Our salvation is that even though we’re computing these exponential
functions, we ultimately plan to take their log in the cross-entropy
functions. It turns out that by combining these two operators
`softmax`

and `cross_entropy`

together, we can elude the numerical
stability issues that might otherwise plague us during backpropagation.
We’ll want to keep the conventional softmax function handy in case we
ever want to evaluate the probabilities output by our model.

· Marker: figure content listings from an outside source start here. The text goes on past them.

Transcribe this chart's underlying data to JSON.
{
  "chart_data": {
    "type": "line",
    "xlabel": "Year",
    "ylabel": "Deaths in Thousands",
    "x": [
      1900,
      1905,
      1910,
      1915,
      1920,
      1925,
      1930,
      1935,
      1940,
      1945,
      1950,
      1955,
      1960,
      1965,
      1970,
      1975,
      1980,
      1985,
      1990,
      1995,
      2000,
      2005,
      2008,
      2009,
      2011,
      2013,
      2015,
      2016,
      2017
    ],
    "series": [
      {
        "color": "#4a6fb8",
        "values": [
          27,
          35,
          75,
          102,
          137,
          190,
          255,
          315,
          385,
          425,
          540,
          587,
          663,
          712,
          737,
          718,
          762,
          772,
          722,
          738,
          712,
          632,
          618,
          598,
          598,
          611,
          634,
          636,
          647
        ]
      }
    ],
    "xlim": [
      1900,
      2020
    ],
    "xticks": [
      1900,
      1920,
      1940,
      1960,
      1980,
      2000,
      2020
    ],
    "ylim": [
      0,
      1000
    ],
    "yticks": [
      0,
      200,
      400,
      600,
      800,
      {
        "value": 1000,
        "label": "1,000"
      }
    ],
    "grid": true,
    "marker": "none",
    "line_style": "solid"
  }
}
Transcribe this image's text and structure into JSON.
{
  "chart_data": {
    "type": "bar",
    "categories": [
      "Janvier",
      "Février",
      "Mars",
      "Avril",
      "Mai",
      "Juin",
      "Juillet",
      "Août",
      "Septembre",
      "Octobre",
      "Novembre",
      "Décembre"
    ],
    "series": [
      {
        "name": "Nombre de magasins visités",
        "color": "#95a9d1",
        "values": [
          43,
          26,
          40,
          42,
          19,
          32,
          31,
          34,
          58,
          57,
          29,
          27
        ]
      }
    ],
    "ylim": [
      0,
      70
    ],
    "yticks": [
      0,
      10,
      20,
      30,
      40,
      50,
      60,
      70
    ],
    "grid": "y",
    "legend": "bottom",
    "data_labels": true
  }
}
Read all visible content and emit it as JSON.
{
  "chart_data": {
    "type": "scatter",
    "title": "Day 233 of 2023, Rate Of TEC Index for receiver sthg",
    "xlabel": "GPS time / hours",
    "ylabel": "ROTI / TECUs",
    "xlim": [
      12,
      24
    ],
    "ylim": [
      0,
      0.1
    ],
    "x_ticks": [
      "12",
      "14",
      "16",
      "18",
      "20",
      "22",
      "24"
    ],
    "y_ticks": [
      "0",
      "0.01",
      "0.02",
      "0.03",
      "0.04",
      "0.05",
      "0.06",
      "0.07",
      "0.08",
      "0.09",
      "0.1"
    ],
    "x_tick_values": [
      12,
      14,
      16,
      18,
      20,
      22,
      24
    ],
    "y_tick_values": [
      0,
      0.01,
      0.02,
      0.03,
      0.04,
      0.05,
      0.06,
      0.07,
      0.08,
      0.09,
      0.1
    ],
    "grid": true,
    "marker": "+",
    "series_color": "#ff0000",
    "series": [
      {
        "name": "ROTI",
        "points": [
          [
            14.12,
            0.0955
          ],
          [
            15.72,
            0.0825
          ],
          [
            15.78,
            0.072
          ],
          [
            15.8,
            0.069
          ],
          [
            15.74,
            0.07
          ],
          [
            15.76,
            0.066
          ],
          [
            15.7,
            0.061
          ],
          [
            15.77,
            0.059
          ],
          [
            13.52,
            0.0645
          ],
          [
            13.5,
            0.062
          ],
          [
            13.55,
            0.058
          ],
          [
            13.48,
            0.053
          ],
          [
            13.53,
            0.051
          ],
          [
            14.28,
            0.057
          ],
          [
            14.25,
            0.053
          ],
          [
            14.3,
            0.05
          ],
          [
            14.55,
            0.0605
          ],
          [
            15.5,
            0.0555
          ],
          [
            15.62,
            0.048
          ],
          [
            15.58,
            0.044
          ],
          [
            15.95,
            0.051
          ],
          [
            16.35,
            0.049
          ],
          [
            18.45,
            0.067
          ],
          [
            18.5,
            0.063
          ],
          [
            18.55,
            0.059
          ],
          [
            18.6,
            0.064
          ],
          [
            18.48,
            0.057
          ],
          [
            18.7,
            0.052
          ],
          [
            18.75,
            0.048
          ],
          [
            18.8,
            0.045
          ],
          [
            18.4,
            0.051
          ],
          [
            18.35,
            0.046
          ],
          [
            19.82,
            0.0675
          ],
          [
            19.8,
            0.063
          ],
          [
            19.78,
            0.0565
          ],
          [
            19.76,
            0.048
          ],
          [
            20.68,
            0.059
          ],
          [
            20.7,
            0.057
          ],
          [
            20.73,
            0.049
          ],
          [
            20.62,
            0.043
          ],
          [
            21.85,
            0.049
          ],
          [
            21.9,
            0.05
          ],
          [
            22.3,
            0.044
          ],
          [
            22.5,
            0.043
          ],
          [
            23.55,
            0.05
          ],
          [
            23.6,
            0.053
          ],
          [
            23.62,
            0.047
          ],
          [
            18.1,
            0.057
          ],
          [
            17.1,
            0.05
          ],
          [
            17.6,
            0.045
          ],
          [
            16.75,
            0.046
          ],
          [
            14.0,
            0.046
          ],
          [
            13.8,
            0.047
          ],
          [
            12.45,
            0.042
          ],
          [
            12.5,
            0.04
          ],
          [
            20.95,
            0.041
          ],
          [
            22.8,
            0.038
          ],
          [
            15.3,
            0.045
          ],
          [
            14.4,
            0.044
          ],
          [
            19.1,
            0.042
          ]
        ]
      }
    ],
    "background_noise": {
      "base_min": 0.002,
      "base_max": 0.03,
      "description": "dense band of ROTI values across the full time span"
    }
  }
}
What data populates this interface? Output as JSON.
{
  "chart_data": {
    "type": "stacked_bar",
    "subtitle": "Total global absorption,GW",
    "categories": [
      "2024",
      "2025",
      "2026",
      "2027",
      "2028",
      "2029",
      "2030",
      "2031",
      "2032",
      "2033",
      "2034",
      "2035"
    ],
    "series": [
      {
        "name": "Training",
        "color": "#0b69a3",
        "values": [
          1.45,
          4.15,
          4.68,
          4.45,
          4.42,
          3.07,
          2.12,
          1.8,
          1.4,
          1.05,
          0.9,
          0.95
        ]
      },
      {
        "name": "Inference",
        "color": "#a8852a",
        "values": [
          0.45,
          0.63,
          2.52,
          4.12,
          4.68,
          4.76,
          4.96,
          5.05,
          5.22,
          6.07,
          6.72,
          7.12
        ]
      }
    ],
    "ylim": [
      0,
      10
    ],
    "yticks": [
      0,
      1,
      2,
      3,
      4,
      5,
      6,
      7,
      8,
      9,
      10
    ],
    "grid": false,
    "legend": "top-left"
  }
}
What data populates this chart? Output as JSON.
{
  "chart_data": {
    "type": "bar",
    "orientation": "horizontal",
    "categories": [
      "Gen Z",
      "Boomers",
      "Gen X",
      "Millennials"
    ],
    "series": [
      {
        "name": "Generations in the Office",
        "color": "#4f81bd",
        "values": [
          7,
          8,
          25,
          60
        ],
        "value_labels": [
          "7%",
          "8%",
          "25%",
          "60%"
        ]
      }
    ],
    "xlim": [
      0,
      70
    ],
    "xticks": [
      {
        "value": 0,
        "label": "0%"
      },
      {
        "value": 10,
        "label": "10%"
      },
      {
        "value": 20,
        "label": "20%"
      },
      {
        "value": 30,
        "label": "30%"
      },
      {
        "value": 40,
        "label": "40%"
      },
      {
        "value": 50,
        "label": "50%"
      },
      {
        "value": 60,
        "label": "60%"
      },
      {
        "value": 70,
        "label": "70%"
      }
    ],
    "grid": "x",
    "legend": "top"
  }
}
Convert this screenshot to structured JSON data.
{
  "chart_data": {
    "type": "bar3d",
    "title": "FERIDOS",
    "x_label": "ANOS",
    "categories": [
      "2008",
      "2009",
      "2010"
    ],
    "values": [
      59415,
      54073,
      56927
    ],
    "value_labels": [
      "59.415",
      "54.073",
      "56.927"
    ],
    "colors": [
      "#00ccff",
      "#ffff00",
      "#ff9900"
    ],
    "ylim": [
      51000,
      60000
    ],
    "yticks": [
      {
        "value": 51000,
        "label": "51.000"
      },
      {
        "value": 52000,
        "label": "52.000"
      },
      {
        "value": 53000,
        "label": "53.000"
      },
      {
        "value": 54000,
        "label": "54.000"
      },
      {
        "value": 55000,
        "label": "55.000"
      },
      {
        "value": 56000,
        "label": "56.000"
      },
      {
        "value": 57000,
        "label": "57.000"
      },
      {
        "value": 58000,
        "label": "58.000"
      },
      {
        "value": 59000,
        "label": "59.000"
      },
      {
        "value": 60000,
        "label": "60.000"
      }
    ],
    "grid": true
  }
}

But instead of passing softmax probabilities into our loss function -
we’ll just pass our `yhat_linear`

and compute the softmax and its log
all at once inside the softmax_cross_entropy loss function
simultaneously, which does smart things like the log-sum-exp trick (see
on Wikipedia).

```
In [35]:
```

```
def softmax_cross_entropy(yhat_linear, y):
return - nd.nansum(y * nd.log_softmax(yhat_linear), axis=0, exclude=True)
```

## Define the model¶

Now we’re ready to define our model

```
In [36]:
```

```
def net(X):
#######################
# Compute the first hidden layer
#######################
h1_linear = nd.dot(X, W1) + b1
h1 = relu(h1_linear)
#######################
# Compute the second hidden layer
#######################
h2_linear = nd.dot(h1, W2) + b2
h2 = relu(h2_linear)
#######################
# Compute the output layer.
# We will omit the softmax function here
# because it will be applied
# in the softmax_cross_entropy loss
#######################
yhat_linear = nd.dot(h2, W3) + b3
return yhat_linear
```

## Optimizer¶

```
In [37]:
```

```
def SGD(params, lr):
for param in params:
param[:] = param - lr * param.grad
```

## Evaluation metric¶

```
In [38]:
```

```
def evaluate_accuracy(data_iterator, net):
numerator = 0.
denominator = 0.
for i, (data, label) in enumerate(data_iterator):
data = data.as_in_context(model_ctx).reshape((-1, 784))
label = label.as_in_context(model_ctx)
output = net(data)
predictions = nd.argmax(output, axis=1)
numerator += nd.sum(predictions == label)
denominator += data.shape[0]
return (numerator / denominator).asscalar()
```

## Execute the training loop¶

```
In [39]:
```

```
epochs = 10
learning_rate = .001
smoothing_constant = .01
for e in range(epochs):
cumulative_loss = 0
for i, (data, label) in enumerate(train_data):
data = data.as_in_context(model_ctx).reshape((-1, 784))
label = label.as_in_context(model_ctx)
label_one_hot = nd.one_hot(label, 10)
with autograd.record():
output = net(data)
loss = softmax_cross_entropy(output, label_one_hot)
loss.backward()
SGD(params, learning_rate)
cumulative_loss += nd.sum(loss).asscalar()
test_accuracy = evaluate_accuracy(test_data, net)
train_accuracy = evaluate_accuracy(train_data, net)
print("Epoch %s. Loss: %s, Train_acc %s, Test_acc %s" %
(e, cumulative_loss/num_examples, train_accuracy, test_accuracy))
```

```
Epoch 0. Loss: 1.20780775437, Train_acc 0.883633, Test_acc 0.8877
Epoch 1. Loss: 0.328388882202, Train_acc 0.924017, Test_acc 0.9244
Epoch 2. Loss: 0.22106400394, Train_acc 0.949033, Test_acc 0.9464
Epoch 3. Loss: 0.162594895309, Train_acc 0.957433, Test_acc 0.9535
Epoch 4. Loss: 0.129279144899, Train_acc 0.96935, Test_acc 0.9637
Epoch 5. Loss: 0.105187748659, Train_acc 0.9739, Test_acc 0.9703
Epoch 6. Loss: 0.0890154179106, Train_acc 0.979033, Test_acc 0.9728
Epoch 7. Loss: 0.076162833334, Train_acc 0.982283, Test_acc 0.9723
Epoch 8. Loss: 0.0654618650412, Train_acc 0.984717, Test_acc 0.9728
Epoch 9. Loss: 0.0572528594335, Train_acc 0.987433, Test_acc 0.9751
```

## Conclusion¶

Nice! With just two hidden layers containing 256 hidden nodes, respectively, we can achieve over 95% accuracy on this task.